Mittwoch, 10. August 2016

26/06/1862 (Vater)

Victoria le 26 Juin 1862

Mon cher Père

Enfin je puis répondre à ta lettre du 10 Janvier. J’ai passé du mauvais temps & payé cher ma bienvenue au Brésil ; j’ai même failli trépasser ; c’est comme si j’ai avais en un présentiment en mettant le pied sur le sol du Brésil, que du reste je chéris comme une seconde patrie. Le pis est que ma maladie m’a condamnée à un sejour à Bahia de près de trois mois & à une dépense de pris de trois mille francs. Ma pauvre femme s’est donc vu de nouveau forcée à repondre le gouvernement de ma plantation, après deux mois de repos. Je ne prétends pas te faire l’histoire de ma maladie, mais j’eu dirai quelques mots comme preuve qu’avec la meilleure volonté de bien faire, on fait quelquefois mal.

En Europa on a les jouissances du cœur & de l’esprit : ici on n’a que celles du corps, dont une des premières est une bonne table, aux plaisirs de laquelle on s’adonne d’autant plus qu’il faut, en effet, soigner, nourrir & stimuler son corps beaucoup plus qu’en Europe. Or, à mon retour ici, habitué au régime sobre de l’Europe, ayant étudié quelques œuvres homéopathiques, qui prêchent la tempérence & que je trouvais parfaitement rationels, trouvant qu’il était ignoble de dévorer journellement des masses de grosses viandes, de s’ingurgiter des quantités des gros vins de Porto, de Tenerifa ; le tout accompagné de bon nombre de tasses de café, dont on ferait tout une cafetière pleine de chacune en Europe, & de petits verres de cognac & de rum : j’ai complètement modifié mon système de vie ; c. a. d. j’ai continué mon hygiène d’Europe, subsituant le vin de Bordeaux avec de l’eau aux vins captieux du Portugal, combinant la nourriture végétale avec l’animale, congédiant les liqueurs fortes ect. Sans croire aller trop loin dans ces réformes de tempérance, je l'ai portant été. Les médecins me l’ont dit & l’expérience l’a montré.

J’ai attrapé la maladie qu’on appelle ici Anémie générale endémique, qui consiste en une tendence de tout l’organisme à se liquéfier, à se changer en eau. Le sang se métamorphose en eau, la chair en lymphe, vers la fin même les os deviennent spongieux & imbibés de liquide ; une fièvre adinamique accompagne la maladie ; l’épiderme devient d’une pâleur livide ; le cœur fait des efforts désespérés pour mettre en circulation le sang dégénéré, auquel les poumons ne communiquent plus d’oxigène ; les extrémités enflent d’abord, puis tout le corps & l’hydropisie termine la scène.
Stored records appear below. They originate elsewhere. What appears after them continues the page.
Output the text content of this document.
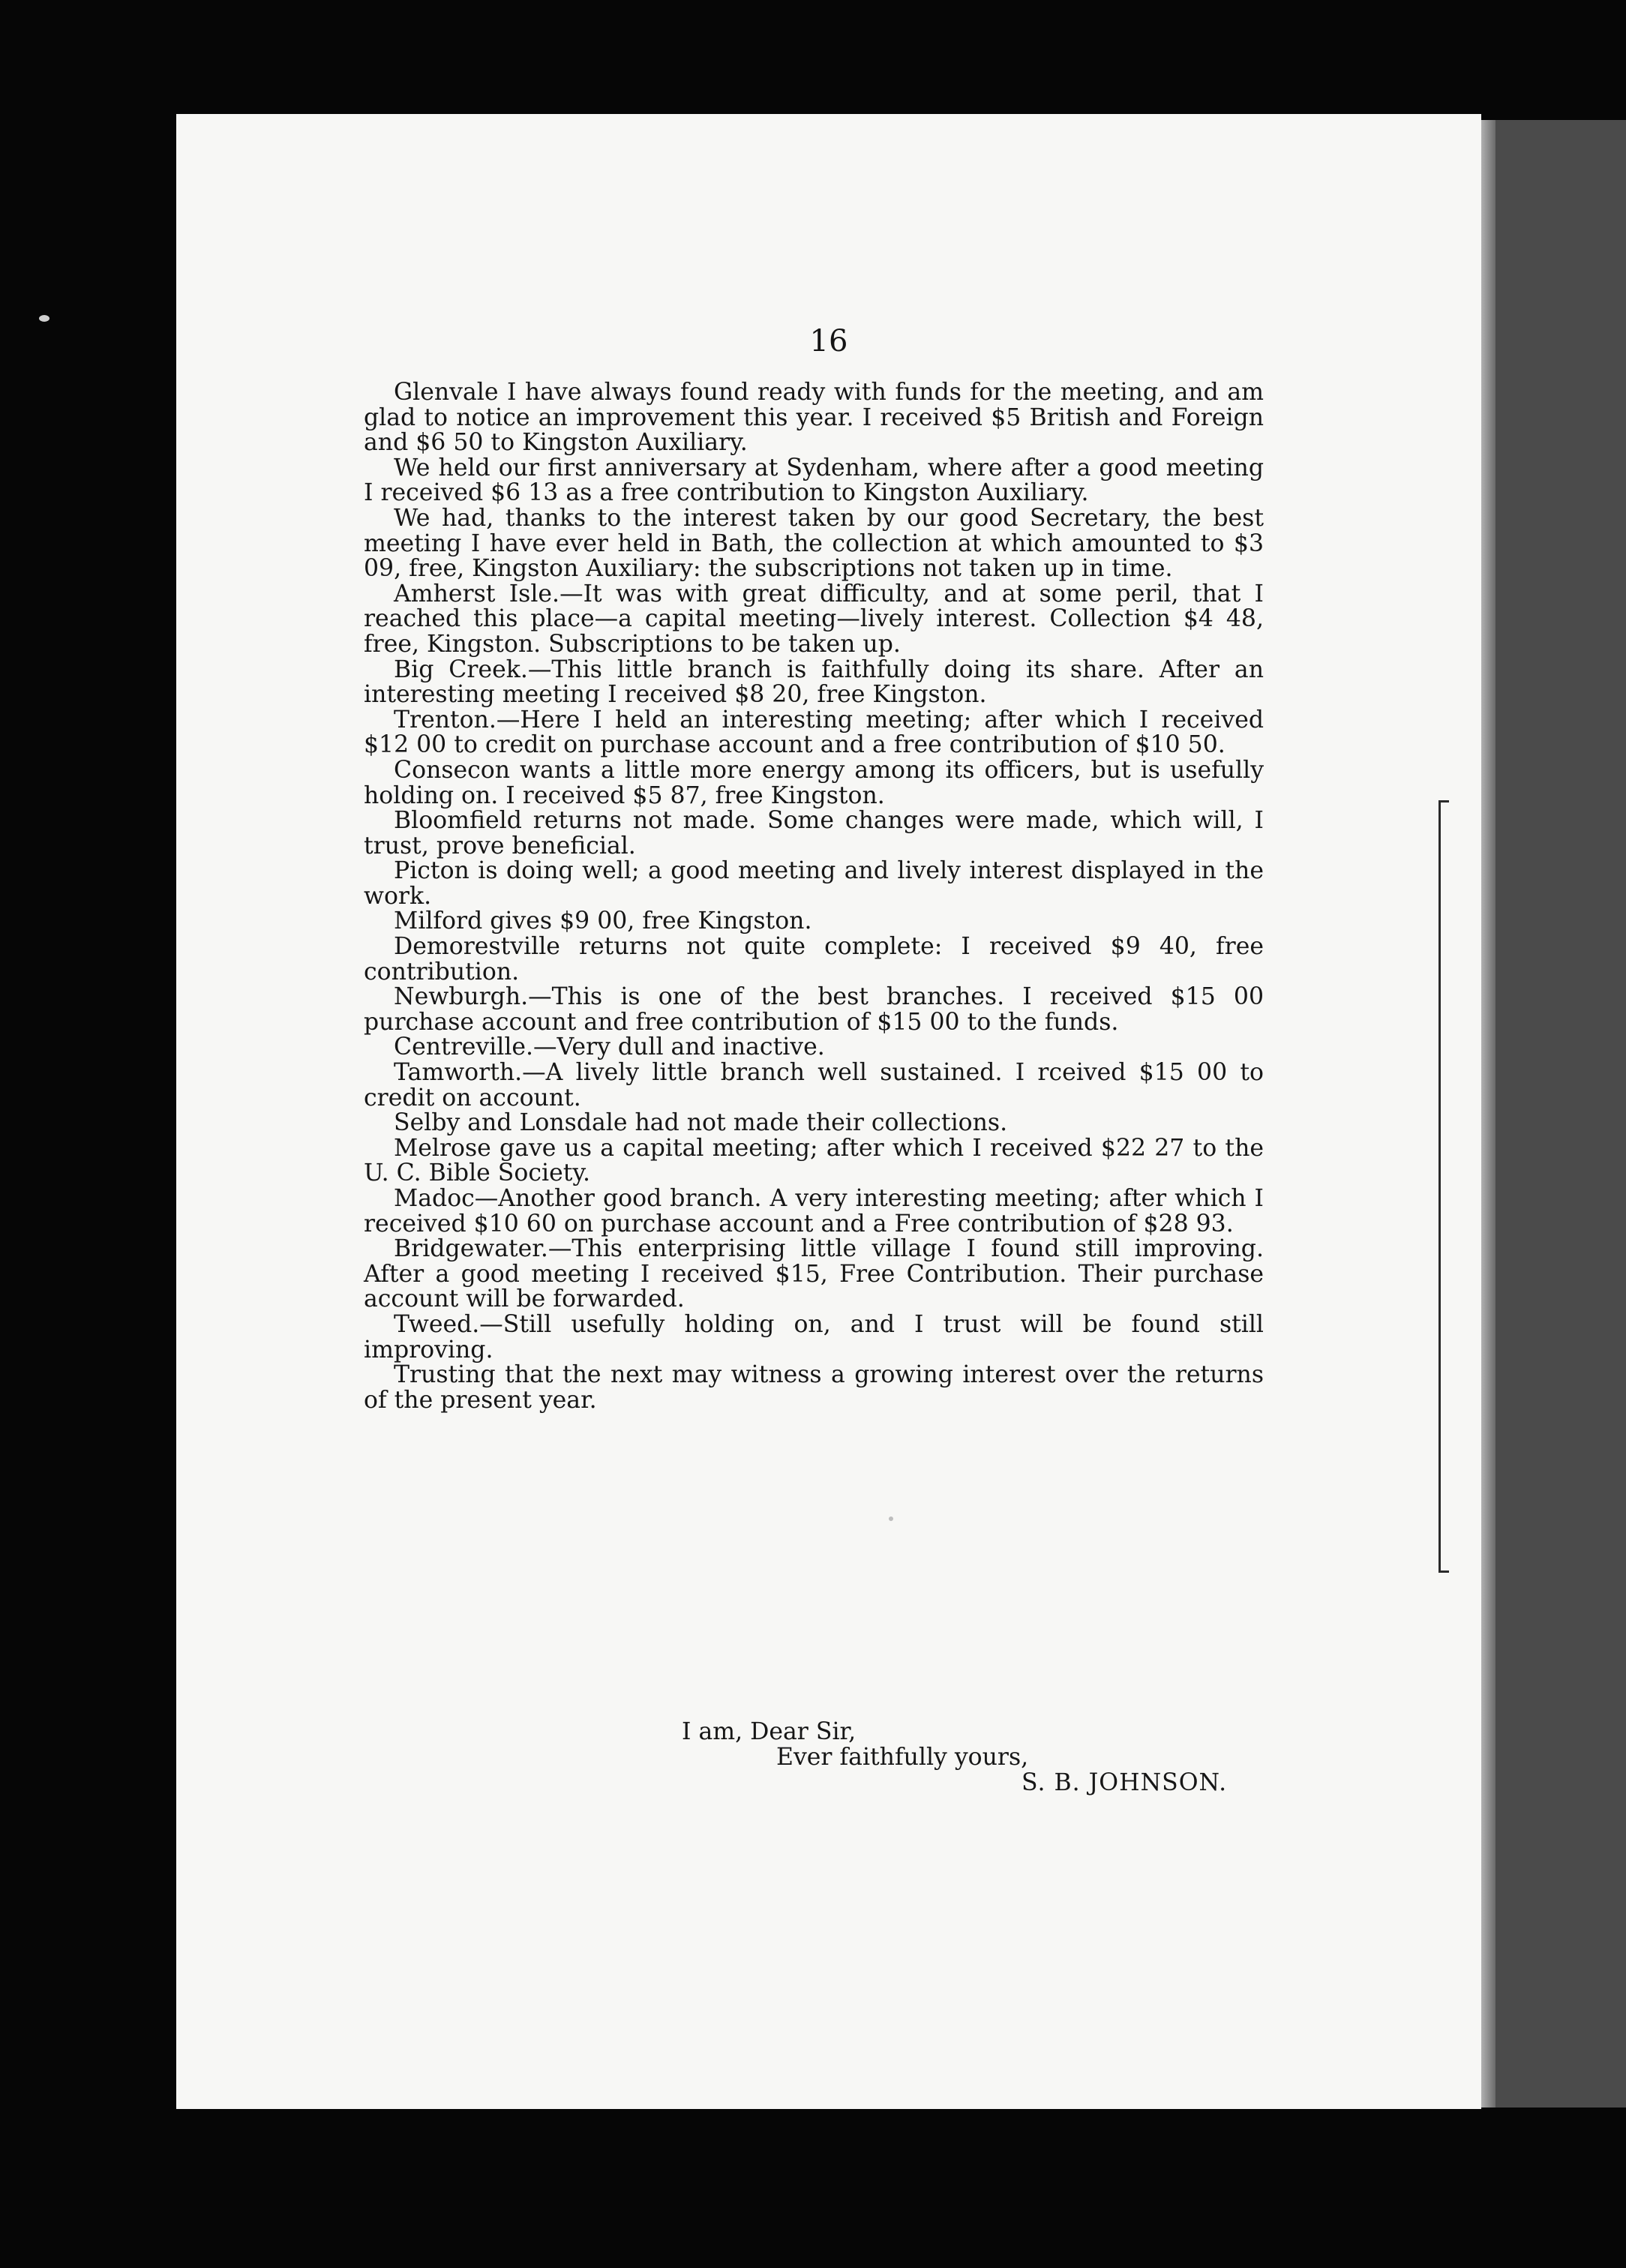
16

Glenvale I have always found ready with funds for the meeting, and am glad to notice an improvement this year. I received $5 British and Foreign and $6 50 to Kingston Auxiliary.

We held our first anniversary at Sydenham, where after a good meeting I received $6 13 as a free contribution to Kingston Auxiliary.

We had, thanks to the interest taken by our good Secretary, the best meeting I have ever held in Bath, the collection at which amounted to $3 09, free, Kingston Auxiliary: the subscriptions not taken up in time.

Amherst Isle.—It was with great difficulty, and at some peril, that I reached this place—a capital meeting—lively interest. Collection $4 48, free, Kingston. Subscriptions to be taken up.

Big Creek.—This little branch is faithfully doing its share. After an interesting meeting I received $8 20, free Kingston.

Trenton.—Here I held an interesting meeting; after which I received $12 00 to credit on purchase account and a free contribution of $10 50.

Consecon wants a little more energy among its officers, but is usefully holding on. I received $5 87, free Kingston.

Bloomfield returns not made. Some changes were made, which will, I trust, prove beneficial.

Picton is doing well; a good meeting and lively interest displayed in the work.

Milford gives $9 00, free Kingston.

Demorestville returns not quite complete: I received $9 40, free contribution.

Newburgh.—This is one of the best branches. I received $15 00 purchase account and free contribution of $15 00 to the funds.

Centreville.—Very dull and inactive.

Tamworth.—A lively little branch well sustained. I rceived $15 00 to credit on account.

Selby and Lonsdale had not made their collections.

Melrose gave us a capital meeting; after which I received $22 27 to the U. C. Bible Society.

Madoc—Another good branch. A very interesting meeting; after which I received $10 60 on purchase account and a Free contribution of $28 93.

Bridgewater.—This enterprising little village I found still improving. After a good meeting I received $15, Free Contribution. Their purchase account will be forwarded.

Tweed.—Still usefully holding on, and I trust will be found still improving.

Trusting that the next may witness a growing interest over the returns of the present year.

I am, Dear Sir,
Ever faithfully yours,
S. B. JOHNSON.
Heureusement je n’ai pas été jusqu’à la fin, grâce à mes deux médecins, un Anglais & un Allemand, qui m’ont soigné avec la sollicitude de vrais amis, & non comme des mercenaires. Au reste il est très rare d’observer cette maladie chez des individus de ma cathégorie ; elle ne se rencontre guère que chez esclaves maltraités par leurs maîtres & chez les colons venus d’Europe & sujets à toutes les misères auxquelles les spéculateurs les abandonnent honteusement. Le seul prophylactique est une diète nourrissante, stimulante, échaufante même ; les remèdes sont les aromatiques, les acides & surtout le fer. – Grâce à Dieu me voici rétabli, mais encore sujet à beaucoup de précautions ; la mémoire & l’intelligence ont en plus de peine à se rétablir que les forces physiques. J’ai un appétit de loup, mais aussitôt le soleil couché, je grelotte de froid. Voici pour ma maladie – Maintenant aux affaires.
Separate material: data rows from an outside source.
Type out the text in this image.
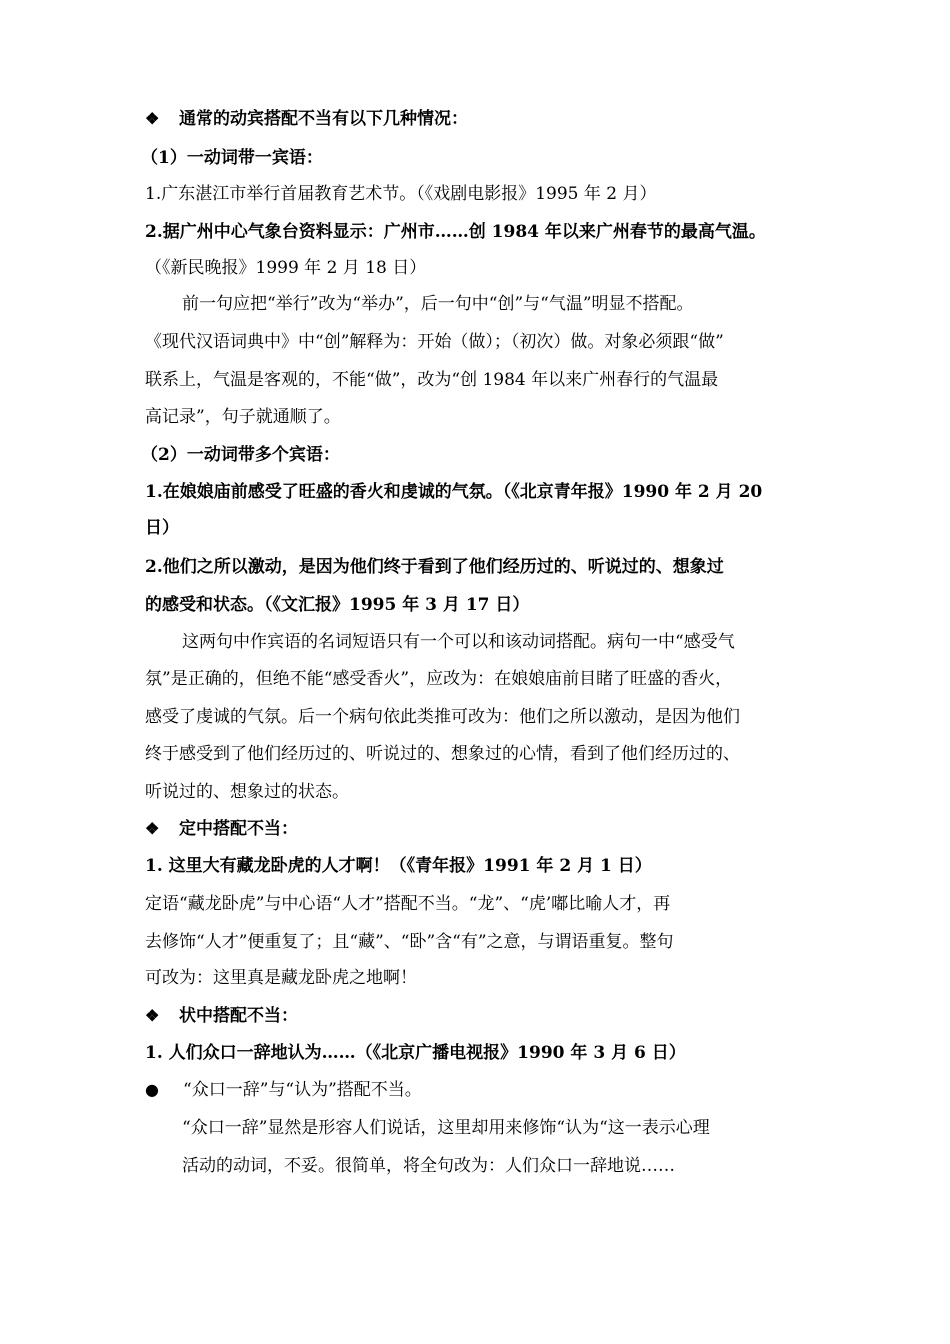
❖ 通常的动宾搭配不当有以下几种情况：
（1）一动词带一宾语：
1.广东湛江市举行首届教育艺术节。（《戏剧电影报》1995 年 2 月）
2.据广州中心气象台资料显示：广州市……创 1984 年以来广州春节的最高气温。
（《新民晚报》1999 年 2 月 18 日）
前一句应把“举行”改为“举办”，后一句中“创”与“气温”明显不搭配。
《现代汉语词典中》中“创”解释为：开始（做）；（初次）做。对象必须跟“做”
联系上，气温是客观的，不能“做”，改为“创 1984 年以来广州春行的气温最
高记录”，句子就通顺了。
（2）一动词带多个宾语：
1.在娘娘庙前感受了旺盛的香火和虔诚的气氛。（《北京青年报》1990 年 2 月 20
日）
2.他们之所以激动，是因为他们终于看到了他们经历过的、听说过的、想象过
的感受和状态。（《文汇报》1995 年 3 月 17 日）
这两句中作宾语的名词短语只有一个可以和该动词搭配。病句一中“感受气
氛”是正确的，但绝不能“感受香火”，应改为：在娘娘庙前目睹了旺盛的香火，
感受了虔诚的气氛。后一个病句依此类推可改为：他们之所以激动，是因为他们
终于感受到了他们经历过的、听说过的、想象过的心情，看到了他们经历过的、
听说过的、想象过的状态。
❖ 定中搭配不当：
1. 这里大有藏龙卧虎的人才啊！（《青年报》1991 年 2 月 1 日）
定语“藏龙卧虎”与中心语“人才”搭配不当。“龙”、“虎’嘟比喻人才，再
去修饰“人才”便重复了；且“藏”、“卧”含“有”之意，与谓语重复。整句
可改为：这里真是藏龙卧虎之地啊！
❖ 状中搭配不当：
1. 人们众口一辞地认为……（《北京广播电视报》1990 年 3 月 6 日）
● “众口一辞”与“认为”搭配不当。
“众口一辞”显然是形容人们说话，这里却用来修饰“认为“这一表示心理
活动的动词，不妥。很简单，将全句改为：人们众口一辞地说……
Ma récolte de café a été gravement compromise par l’apparition d’un insecte qui, après avoir dévasté les plantations de café à Rio, est venu dans nos parages, où il a mis les cafiers dans un état qui fait pitié à voir. C’est avoir du malheur ! sans cet insecte je payais cette année-ci les trois quarts de tout ce que je dois. Heureusement que la récolte était tellement abondante, que, même après le sacrifice de plus de la moitié, faite au dit insecte, le résultat de l’année sera superbe (vu les mauvaises circonstances) & ne fournira guère moins de 20 Contos de Reis bénéfice net. Pour plus de trois quarts de cette somme, sans compter les dépenses annuelles sont déjà faits, & je crois bien pouvoir évaluer ce qui est encore à cueillir à 5 Contos. – Il est vrai que les prix du café sont magnifiques : 84 francs le quintal de 50 Kilos. Aussi ma femme a tellement pressé la récolte & les remises à Mrs. Jezler à Bahia, afin de profiter des beaux prix, qu’elle en est tombée malade & que, à mon arrivée ici, il ma imédiatement fallu changer mon rôle de malade contre celui garde-malade & médecin ; d’autant plus que j’ai un grand nombre de nègres malades & la petite vérole parmi les négrillons. – Pour ce qui est de mon compte courant avec toi, dont tu as eu la bonté de m’envoyer un aperçu, il va sans dire que je ne tirerai jamais des sommes pour lesquelles tu ne m’as pas crédité ; (..). Tout ce que je te prie c’est de payer de 6 en 6 mois, à Mr. Barrelet, le montant de la pension de mes enfans, qui est de 750 f. comme tu sais ; au cas que mon avoir soit insuffisant pour cela tu payeras ce qu’il y aura, & si cet avoir venait à se réduire à Zéro, comme tu dis que cela pourrait éventuellement arriver : alors la seule faveur que je réclame est d’en être instruit le plus tôt possible, afin de pouvoir aviser. Quant aux autres dépenses extraordinaires de mes enfans je les règle depuis ici avec Mr. Barrelet, trouvant très superflu d’avoir des fonds de réserve (quelques mesquins qu’ils puissent être chômant en Europe, tandis qu’ils peuvent me rapporter ici 10 - 12%. – Voilà pour les affaires.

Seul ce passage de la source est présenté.